# Continuous Control Project

## 1. Models tested

We tried and trained a DDPG algo with different sets of parameters:
- learning batch sizes for values [50, 100, 150, 200, 250]
- number of steps between learning steps for values [1, 4, 8, 12, 16, 20]
- Ornstein-Uhlenbeck process (theta, sigma) for values [(0.15, 0.2), (0, 0)]
- Actor & Critic learning rates for values [(1e-4, 1e-3), (1e-3, 1e-3)]

### Notation

A DDPG model will be identified by the following string: 
"[batch_size]_[nb_learning_steps]_[actor_lr]_[critic_lr]_[noise_theta]_[noise_sigma]_[actor_hidden_layers]_[critic_hidden_layer]"

For instance "150_8_0.001_0.001_0.15_0.1_(128, 128)_(128, 128)" designates a DDPG algo trained with:
- an actor neural network composed of 2 hidden layers fully connected of 128 nodes each
- a critic neural network composed of 2 hidden layers fully connected of 128 nodes each
- using a learning batch size of 150 steps at a time
- every 8 steps
- with an actor learning rate of 1e-3
- and a critic learning rate of 1e-3
- with noise parameters of (theta = 0.15, sigma = 0.1)

In [None]:
%load_ext autoreload
%autoreload 2

In [None]:
import results_analysis

## 2. Training results

Below we gather the results of all the training runs tried with different sets of parameters

In [None]:
# Get results from all training runs contained in the Results directory
df_results_step, df_results, df_details = results_analysis.get_training_results()

# Get best training runs
# best_results_step finds the highest step-values among all training runs
# best_results finds the highest end-of-episode values among all training runs
best_results_step, best_results = results_analysis.get_best_runs(df_results_step, df_results, nb_runs=5)

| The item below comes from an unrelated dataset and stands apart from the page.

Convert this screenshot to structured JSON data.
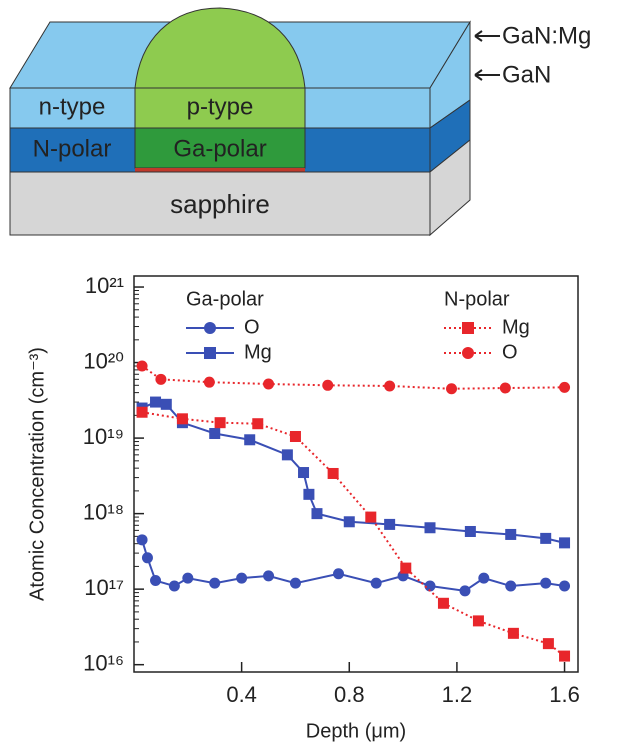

display(best_results_step.iloc[:5])
display(best_results.iloc[:5])

## 3. Parameter analysis

In order to find the best model, I used the first training runs I had done and tried to keep the variation of each parameter that got the "best" results over all the runs (looking at max and mean values)

After running some more training passes with the most promising combinations of parameter values, I got the below summary table. 

In [None]:
# parameters_summary contains some statistics for each parameter values tried
parameters_summary = results_analysis.get_stats_per_parameter(df_details)
display(parameters_summary)

## 4. Best model

I selected as "best model" the one that reached an average score of 30 the fastest; in 782 steps

In [None]:
selected_model = best_results.index[0][1]

display(df_results[df_results['model_tag']==selected_model])

### 4.1 Training plots

In [None]:
# Plot 100-steps average scores
training_run, selected_model = best_results.index[0]
results_analysis.plot_model(df_results_step, df_results, training_run, selected_model, by_step=False, kind='bar')

In [None]:
# Plot all steps
results_analysis.plot_model(df_results_step, df_results, training_run, selected_model, by_step=True, kind='line')

### 4.2 Test

Below a test run using the selected "best model"

In [1]:
import os 
import results_analysis

#You need to be at the root directory of the navigation directory to run the model in the next cell
os.chdir('..')
print(os.getcwd())

try:
    selected_model = best_results.index[0][1]
except:
    selected_model = '150_8_0.001_0.001_0.15_0.1_(128, 128)_(128, 128)'

print('selected_model', selected_model)

C:\Users\J\Programming\Visual Studio Code\UdacityRL\ContinuousControl
selected_model 150_8_0.001_0.001_0.15_0.1_(128, 128)_(128, 128)


In [2]:
#If you get the "handle is closed" error, you need to restart your kernel and execute from the Conclusion first cell; 
#I don't know how to fix that
%run -i continuous_control.py test --test_params=best_params.json --test_model="auto" --test_results_path=""

INFO:unityagents:
'Academy' started successfully!
Unity Academy name: Academy
        Number of Brains: 1
        Number of External Brains : 1
        Lesson number : 0
        Reset Parameters :
		goal_speed -> 1.0
		goal_size -> 5.0
Unity brain name: ReacherBrain
        Number of Visual Observations (per agent): 0
        Vector Observation space type: continuous
        Vector Observation space size (per agent): 33
        Number of stacked Vector Observation: 1
        Vector Action space type: continuous
        Vector Action space size (per agent): 4
        Vector Action descriptions: , , , 


Load model weights ./ModelWeights/150_8_0.001_0.001_0.15_0.1_(128, 128)_(128, 128).pth
Score: 38.27